Y la muchacha fue a la granja, sonriendo esperanzada. El hecho de que no
quisiera mostrarle los pies, reafirmaba su decisión.
Apenas llegó, buscó apresurada entre los
zapatos del padre; al encontrar los adecuados, corrió de regreso y vio que el
hombre la esperaba sentado, pero aún con las piernas hundidas en el río.
-Dese vuelta, por favor.
Mis pies no son dignos de sus ojos.
-Yo podría curarle las
heridas, si me lo permite-, dijo, fingiendo inocencia.
-No es necesario.
La muchacha obedeció.
-Estoy listo. Sólo una
cosa más, no marche de prisa; me duele al caminar.
-Así será.
Mientras andaban el
camino a la granja, aprovecharon para intercambiar sus respectivos nombres,
hablar de las cosechas prósperas, de la gente que habitaba el pueblo y de la
familia de la muchacha. Y mientras conversaban, ella miraba a discreción el
collar de plata y deseaba que la noche se abriera.
T.C.Steele |
Al llegar, el hombre observó
que la propiedad estaba en ruinas; a la casa le asomaban varias maderas
desvencijadas; los corrales apenas tenían aves y en las caballerizas sólo
pernoctaba una triste y flaca yegua.
Él quiso irse.
- ¡Quédese! Nuestra
granja es humilde pero cálida. A mi padre le acaban de dar un buen crédito y en
unos cuantos meses, la granja volverá a ser próspera.
La miró dudoso.
Entonces la chica simuló que se le cayó un pañuelo.
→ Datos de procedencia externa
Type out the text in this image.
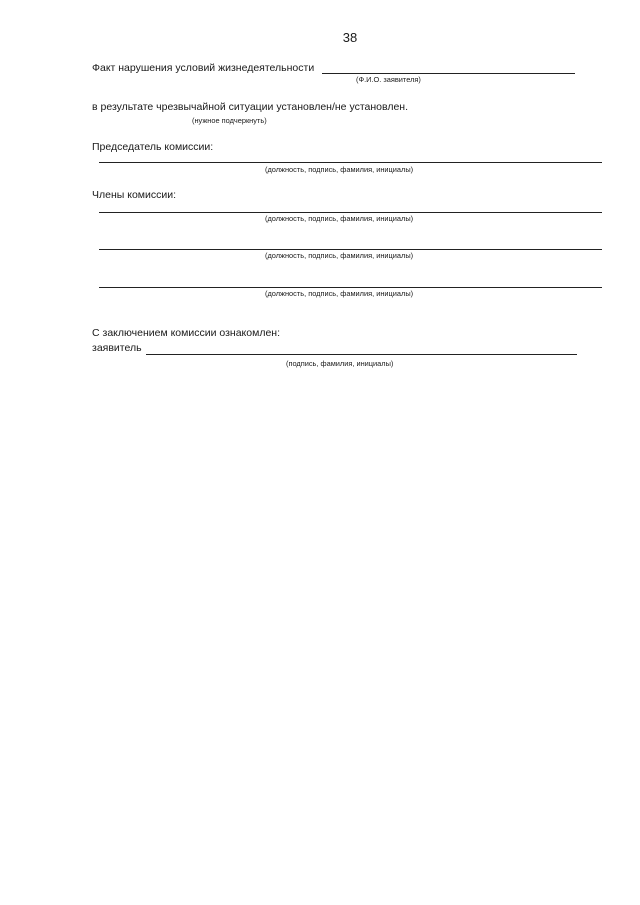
38
Факт нарушения условий жизнедеятельности
(Ф.И.О. заявителя)
в результате чрезвычайной ситуации установлен/не установлен.
(нужное подчеркнуть)
Председатель комиссии:
(должность, подпись, фамилия, инициалы)
Члены комиссии:
(должность, подпись, фамилия, инициалы)
(должность, подпись, фамилия, инициалы)
(должность, подпись, фамилия, инициалы)
С заключением комиссии ознакомлен:
заявитель
(подпись, фамилия, инициалы)
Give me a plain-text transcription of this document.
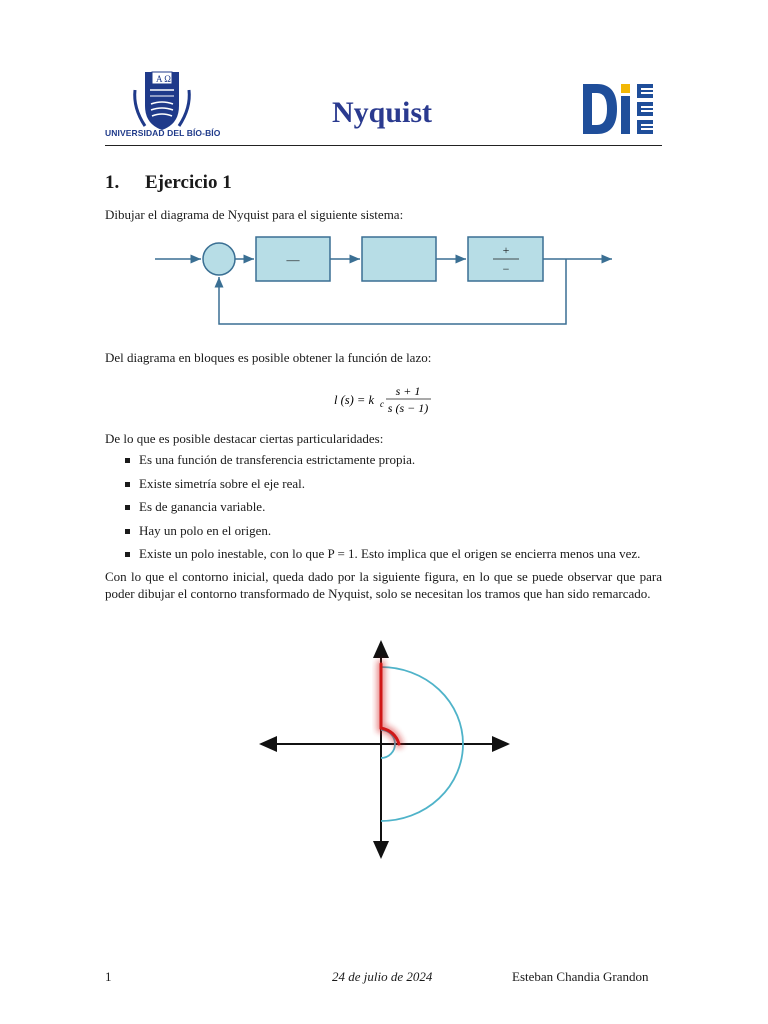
Α Ω
UNIVERSIDAD DEL BÍO-BÍO
Nyquist
1. Ejercicio 1
Dibujar el diagrama de Nyquist para el siguiente sistema:
—
+
−
Del diagrama en bloques es posible obtener la función de lazo:
l (s) = k c
s + 1
s (s − 1)
De lo que es posible destacar ciertas particularidades:
Es una función de transferencia estrictamente propia.
Existe simetría sobre el eje real.
Es de ganancia variable.
Hay un polo en el origen.
Existe un polo inestable, con lo que P = 1. Esto implica que el origen se encierra menos una vez.
Con lo que el contorno inicial, queda dado por la siguiente figura, en lo que se puede observar que para poder dibujar el contorno transformado de Nyquist, solo se necesitan los tramos que han sido remarcado.
1	24 de julio de 2024	Esteban Chandia Grandon
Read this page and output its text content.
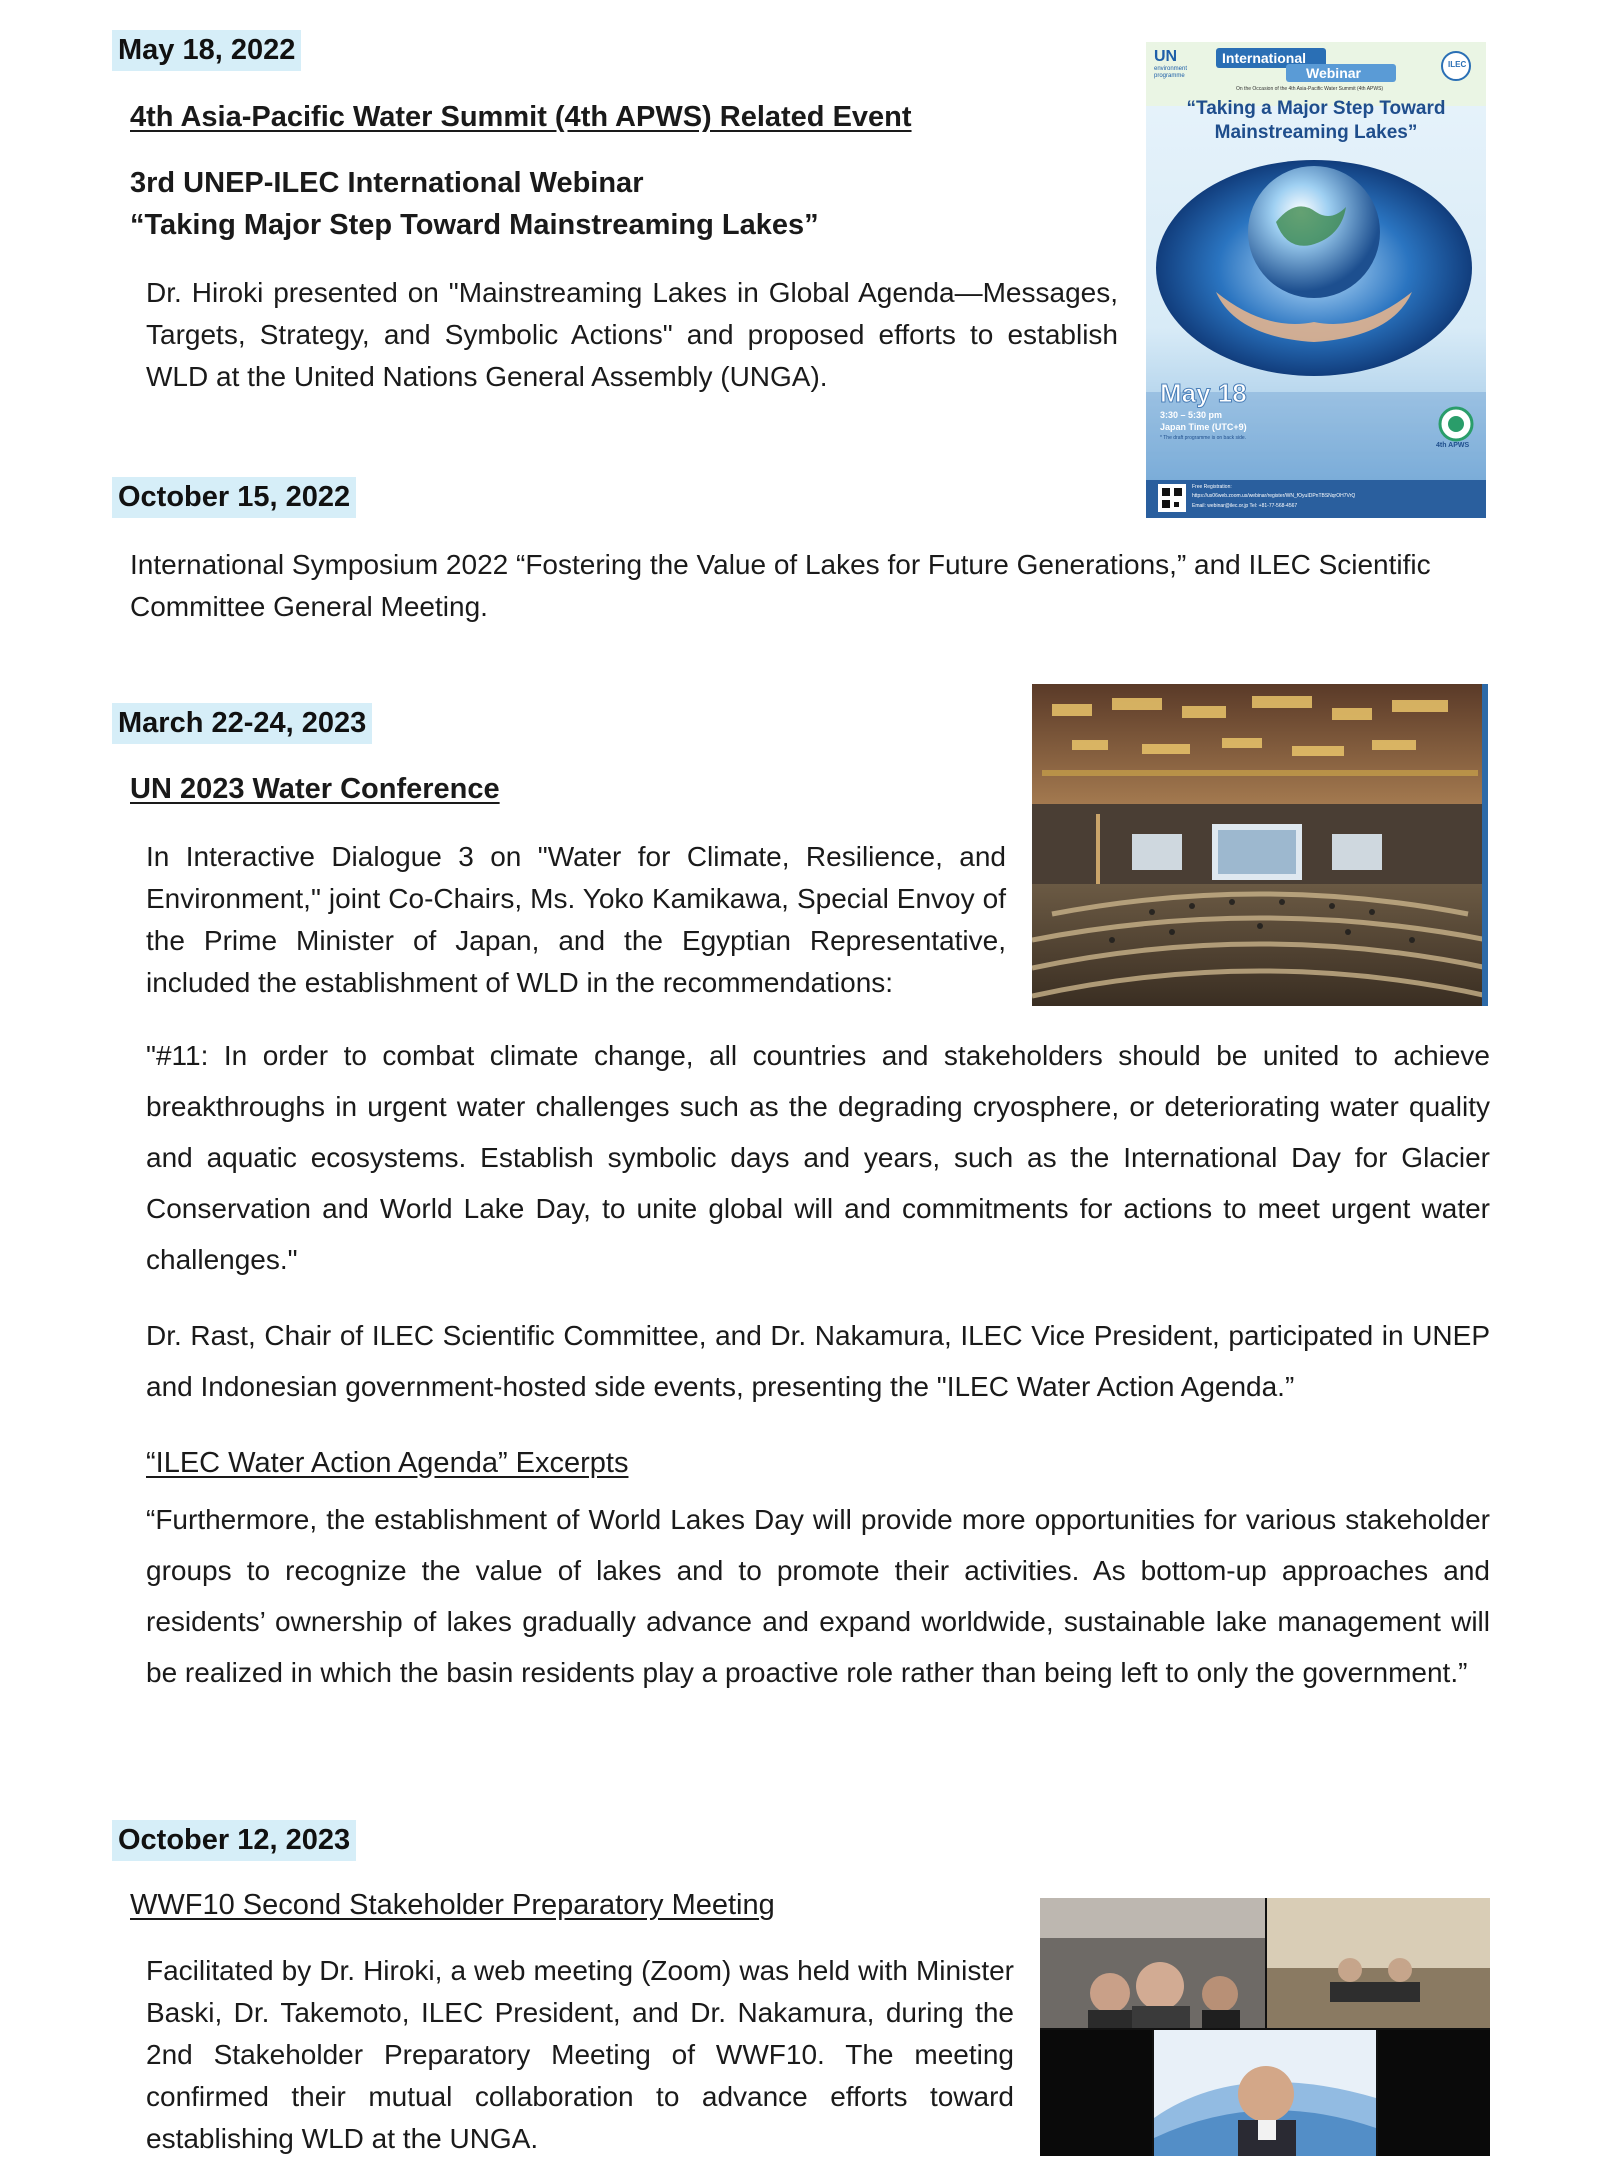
May 18, 2022
4th Asia-Pacific Water Summit (4th APWS) Related Event
3rd UNEP-ILEC International Webinar
“Taking Major Step Toward Mainstreaming Lakes”
Dr. Hiroki presented on "Mainstreaming Lakes in Global Agenda—Messages, Targets, Strategy, and Symbolic Actions" and proposed efforts to establish WLD at the United Nations General Assembly (UNGA).
UN
environment programme
International
Webinar
ILEC
On the Occasion of the 4th Asia-Pacific Water Summit (4th APWS)
“Taking a Major Step Toward
Mainstreaming Lakes”
May 18
3:30 – 5:30 pm
Japan Time (UTC+9)
* The draft programme is on back side.
4th APWS
Free Registration:
https://us06web.zoom.us/webinar/register/WN_fOyuIDPnTBSNqrOH7VrQ
Email: webinar@ilec.or.jp Tel: +81-77-568-4567
October 15, 2022
International Symposium 2022 “Fostering the Value of Lakes for Future Generations,” and ILEC Scientific Committee General Meeting.
March 22-24, 2023
UN 2023 Water Conference
In Interactive Dialogue 3 on "Water for Climate, Resilience, and Environment," joint Co-Chairs, Ms. Yoko Kamikawa, Special Envoy of the Prime Minister of Japan, and the Egyptian Representative, included the establishment of WLD in the recommendations:
"#11: In order to combat climate change, all countries and stakeholders should be united to achieve breakthroughs in urgent water challenges such as the degrading cryosphere, or deteriorating water quality and aquatic ecosystems. Establish symbolic days and years, such as the International Day for Glacier Conservation and World Lake Day, to unite global will and commitments for actions to meet urgent water challenges."
Dr. Rast, Chair of ILEC Scientific Committee, and Dr. Nakamura, ILEC Vice President, participated in UNEP and Indonesian government-hosted side events, presenting the "ILEC Water Action Agenda.”
“ILEC Water Action Agenda” Excerpts
“Furthermore, the establishment of World Lakes Day will provide more opportunities for various stakeholder groups to recognize the value of lakes and to promote their activities. As bottom-up approaches and residents’ ownership of lakes gradually advance and expand worldwide, sustainable lake management will be realized in which the basin residents play a proactive role rather than being left to only the government.”
October 12, 2023
WWF10 Second Stakeholder Preparatory Meeting
Facilitated by Dr. Hiroki, a web meeting (Zoom) was held with Minister Baski, Dr. Takemoto, ILEC President, and Dr. Nakamura, during the 2nd Stakeholder Preparatory Meeting of WWF10. The meeting confirmed their mutual collaboration to advance efforts toward establishing WLD at the UNGA.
Se inclinó a recogerlo y al
hacerlo, dejó ver nuevamente sus hermosos tobillos. Al hombre le brillaron los
ojos.
- Así sea la más
humilde de las moradas, la hospitalidad se agradece.
Y la muchacha lo
hospedó lo mejor que pudo: lo proveyó de una cama y sábanas limpias, suficiente
agua para lavarse, algo de ropa y una cena caliente.
Al anochecer, simulando
cansancio se retiró a dormir.
Lo esperó impaciente
por media hora. A punto de maldecir su suerte y pensar que se había equivocado,
sintió sobre sus senos una respiración agitada.
-Prometió ser un
caballero.
- ¿Está segura?
Entonces ella abrió los
brazos y lo recibió en su lecho.
Una vez que las
caricias concluyeron, el amante se durmió profundamente, pero no su compañera;
aprovechando su inconsciencia, deslizó sus dedos por su cuello y acarició el
collar; lo admiró unos segundos y lo desprendió del dueño. Para sustituirlo, ella
le colocó la brida de la vieja yegua.
Se escuchó un ruido. La
puerta se abrió y apareció el padre. Antes de que pudiera repudiarla, ella
gritó:
- ¡Salvé nuestra
granja! ¡Cacé al Kelpie!
En efecto, del lecho se
incorporó un magnífico corcel blanco de orejas diminutas y de larga y espesa
crin castaña.
- ¡Te atreviste! –
Exclamó el viejo hombre y abrazó a su hija.
Ese fue el inicio de la
ventura para aquella familia. El kelpie trabajó para ellos por una década, y, durante
ese tiempo, la granja se convirtió en la más rica de la comarca, no sólo por sus
abundantes cosechas, si no por su inigualable ganado equino, el cual era de una
fuerza y belleza superior a cualquier otra raza.
Cuando lo dejaron
ir-para evitar posibles maldiciones por parte de este ser- el kelpie les
permitió quedarse con el collar de plata. Y el collar, la familia lo guardó
celosamente por interminables generaciones en una caja de oro.